Let's hunt a memory leak!

Discussion created by AndreasStahl on Nov 17, 2009
Latest reply on Nov 11, 2010 by himanshu.gautam
seems to be internal to the runtime, source code included


after searching my code for several months for a rather serious memory leak, I tried to reduce the problem to its core. It seems to happen either when a CommandQueue or a Kernel is being created, its arguments set, or during/after execution. I have attached a minimalistic C++ program, demonstrating this behaviour, to this message.

What it does is the following: during setup it creates a context, gets device handles, compiles a very simple increment kernel, creates a buffer of size 8 MByte and fills it with 0.

Then it does the following 100 times: get the command queue, create kernel from program, set buffer as kernel arg, enqueue kernel, wait for queue to finish. Allocation and deallocation is handled by the stack.

Afterwards the buffer, program, devices and the context are manually deallocated.

I made it so it halts

  1. before setup, 
  2. before allocating, executing, deallocing the queue and kernel 100 times, 
  3. after that, and 
  4. after I manually deallocate buffer, program, context etc.

    if you look at task manager memory usage for the process, at the second and third halting points it should roughly be equal, and also at the last halting point it should be equal to the first. But it's not. Not at all, indeed! Here are my read-outs from windows task manager, when run on DEVICE_CPU:

    1. 2,344 K
    2. 22,708 K
    3. 39,596 K
    4. 31,380 K

    so for 100 iterations, there were 3. - 2. = 16,888 K leaked. When I increase iteration count to 200, mem usage after kernel execution is 56,596 K, indicating a leak of 33,888 K!

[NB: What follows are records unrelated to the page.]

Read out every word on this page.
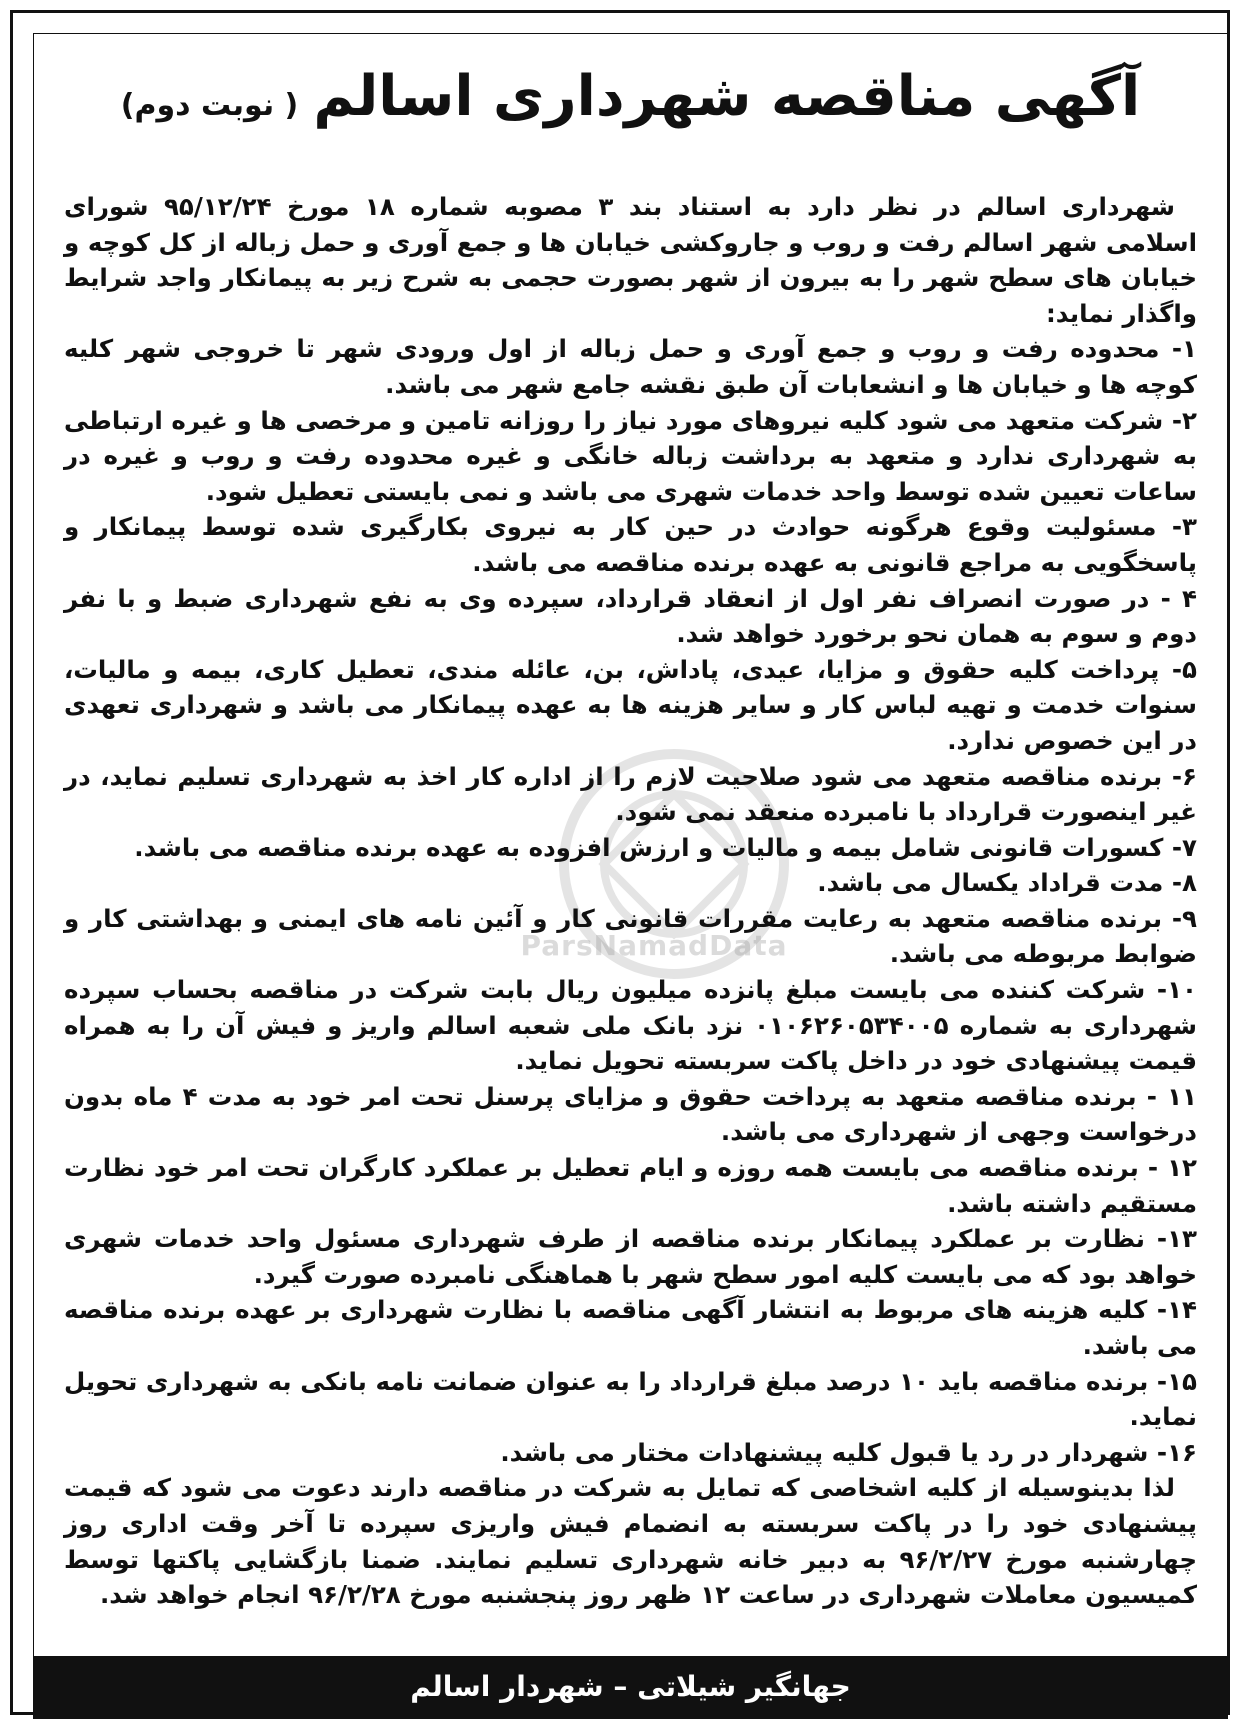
آگهی مناقصه شهرداری اسالم ( نوبت دوم)
ParsNamadData

شهرداری اسالم در نظر دارد به استناد بند ۳ مصوبه شماره ۱۸ مورخ ۹۵/۱۲/۲۴ شورای اسلامی شهر اسالم رفت و روب و جاروکشی خیابان ها و جمع آوری و حمل زباله از کل کوچه و خیابان های سطح شهر را به بیرون از شهر بصورت حجمی به شرح زیر به پیمانکار واجد شرایط واگذار نماید:

۱- محدوده رفت و روب و جمع آوری و حمل زباله از اول ورودی شهر تا خروجی شهر کلیه کوچه ها و خیابان ها و انشعابات آن طبق نقشه جامع شهر می باشد.

۲- شرکت متعهد می شود کلیه نیروهای مورد نیاز را روزانه تامین و مرخصی ها و غیره ارتباطی به شهرداری ندارد و متعهد به برداشت زباله خانگی و غیره محدوده رفت و روب و غیره در ساعات تعیین شده توسط واحد خدمات شهری می باشد و نمی بایستی تعطیل شود.

۳- مسئولیت وقوع هرگونه حوادث در حین کار به نیروی بکارگیری شده توسط پیمانکار و پاسخگویی به مراجع قانونی به عهده برنده مناقصه می باشد.

۴ - در صورت انصراف نفر اول از انعقاد قرارداد، سپرده وی به نفع شهرداری ضبط و با نفر دوم و سوم به همان نحو برخورد خواهد شد.

۵- پرداخت کلیه حقوق و مزایا، عیدی، پاداش، بن، عائله مندی، تعطیل کاری، بیمه و مالیات، سنوات خدمت و تهیه لباس کار و سایر هزینه ها به عهده پیمانکار می باشد و شهرداری تعهدی در این خصوص ندارد.

۶- برنده مناقصه متعهد می شود صلاحیت لازم را از اداره کار اخذ به شهرداری تسلیم نماید، در غیر اینصورت قرارداد با نامبرده منعقد نمی شود.

۷- کسورات قانونی شامل بیمه و مالیات و ارزش افزوده به عهده برنده مناقصه می باشد.

۸- مدت قراداد یکسال می باشد.

۹- برنده مناقصه متعهد به رعایت مقررات قانونی کار و آئین نامه های ایمنی و بهداشتی کار و ضوابط مربوطه می باشد.

۱۰- شرکت کننده می بایست مبلغ پانزده میلیون ریال بابت شرکت در مناقصه بحساب سپرده شهرداری به شماره ۰۱۰۶۲۶۰۵۳۴۰۰۵ نزد بانک ملی شعبه اسالم واریز و فیش آن را به همراه قیمت پیشنهادی خود در داخل پاکت سربسته تحویل نماید.

۱۱ - برنده مناقصه متعهد به پرداخت حقوق و مزایای پرسنل تحت امر خود به مدت ۴ ماه بدون درخواست وجهی از شهرداری می باشد.

۱۲ - برنده مناقصه می بایست همه روزه و ایام تعطیل بر عملکرد کارگران تحت امر خود نظارت مستقیم داشته باشد.

۱۳- نظارت بر عملکرد پیمانکار برنده مناقصه از طرف شهرداری مسئول واحد خدمات شهری خواهد بود که می بایست کلیه امور سطح شهر با هماهنگی نامبرده صورت گیرد.

۱۴- کلیه هزینه های مربوط به انتشار آگهی مناقصه با نظارت شهرداری بر عهده برنده مناقصه می باشد.

۱۵- برنده مناقصه باید ۱۰ درصد مبلغ قرارداد را به عنوان ضمانت نامه بانکی به شهرداری تحویل نماید.

۱۶- شهردار در رد یا قبول کلیه پیشنهادات مختار می باشد.

لذا بدینوسیله از کلیه اشخاصی که تمایل به شرکت در مناقصه دارند دعوت می شود که قیمت پیشنهادی خود را در پاکت سربسته به انضمام فیش واریزی سپرده تا آخر وقت اداری روز چهارشنبه مورخ ۹۶/۲/۲۷ به دبیر خانه شهرداری تسلیم نمایند. ضمنا بازگشایی پاکتها توسط کمیسیون معاملات شهرداری در ساعت ۱۲ ظهر روز پنجشنبه مورخ ۹۶/۲/۲۸ انجام خواهد شد.

جهانگیر شیلاتی – شهردار اسالم
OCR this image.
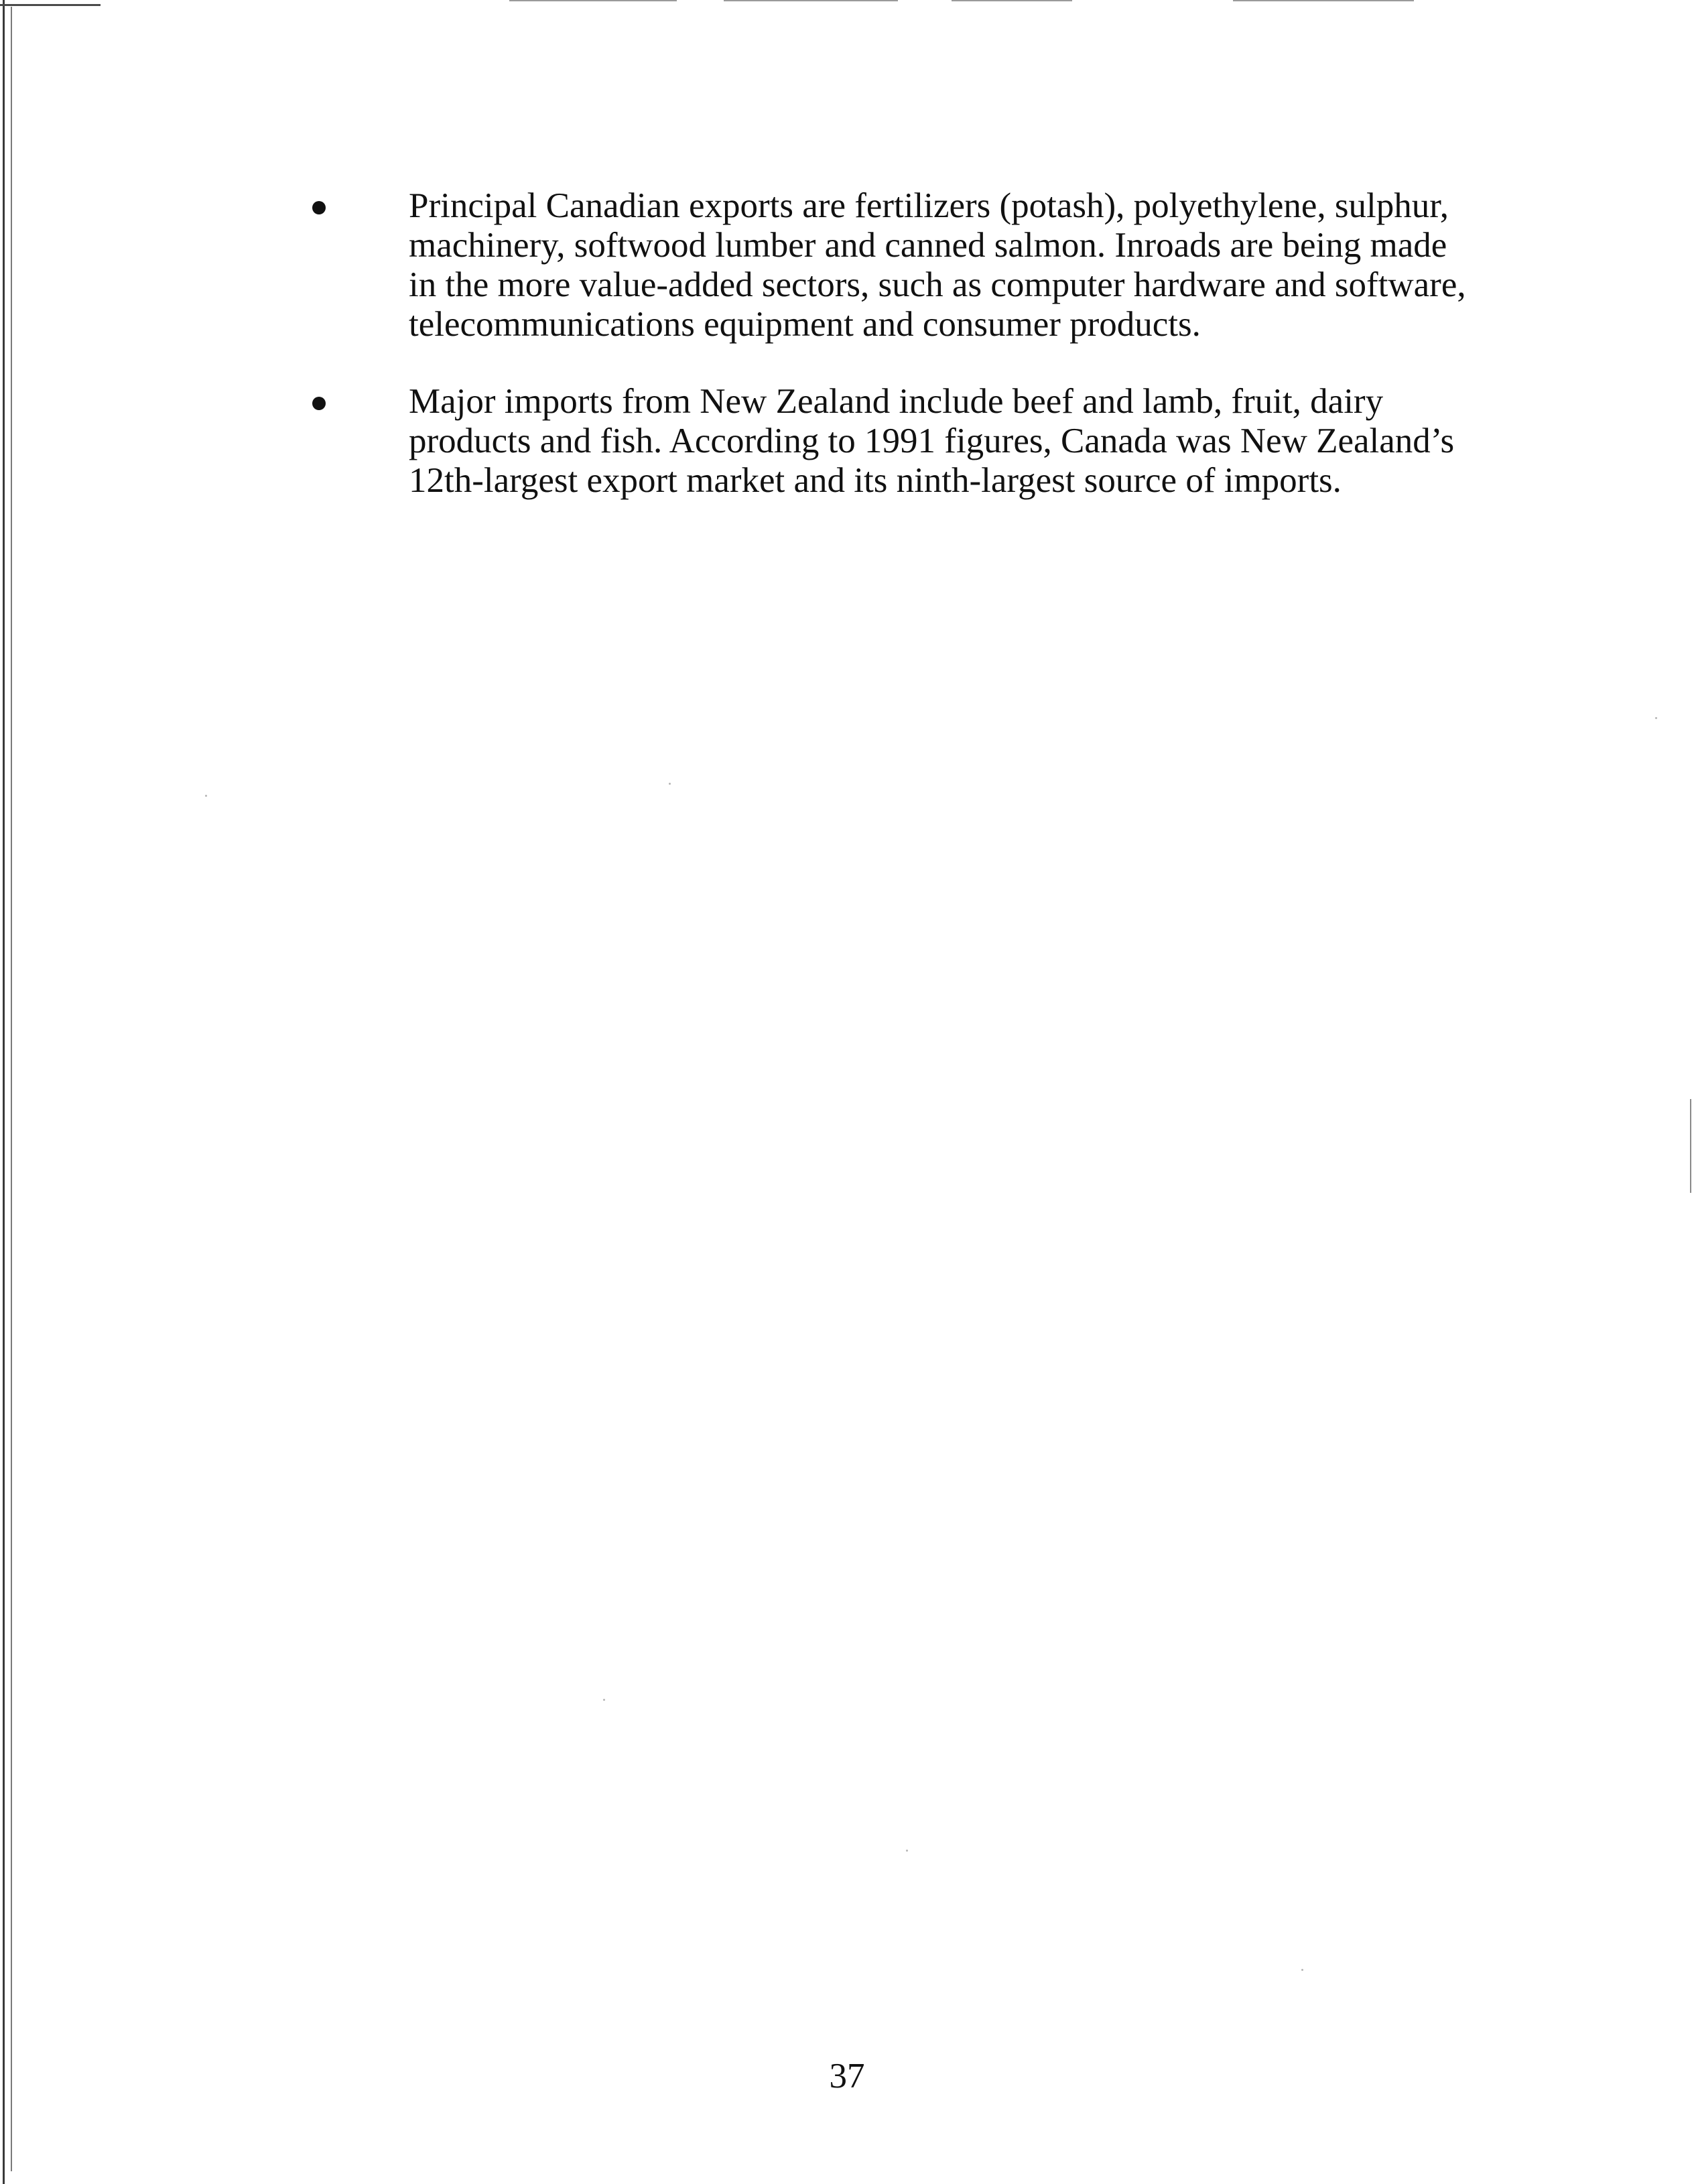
Principal Canadian exports are fertilizers (potash), polyethylene, sulphur, machinery, softwood lumber and canned salmon. Inroads are being made in the more value-added sectors, such as computer hardware and software, telecommunications equipment and consumer products.
Major imports from New Zealand include beef and lamb, fruit, dairy products and fish. According to 1991 figures, Canada was New Zealand’s 12th-largest export market and its ninth-largest source of imports.
37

    300 iterations: 50,948 K leaked

    400 iterations: 67,644 K leaked

    This indicates a leak of ~169 K per Iteration.

    For iteration counts over ~500, it fails during CommandQueue(), citing error code -6 -- Out of host memory.

    When I halve the buffer size, the numbers don't change.

    On DEVICE_GPU it leaks ~50 K per Iteration.

    But maybe the problem is BKAC*, so please help me identify if there is something totally wrong with my memory allocation / deallocation pattern. Should I allocate queue and kernels only once during setup? I tried this in my production code once, but as soon as I had created the commandqueue handle the program refused to respond to input via the gui.

    OS: Win7 x64

    RAM: 4 GByte

    Compiler: VC++ 2008

    Devices: Athlon x64 CPU (1 GB reported), Juniper GPU (5770, 128 MB reported)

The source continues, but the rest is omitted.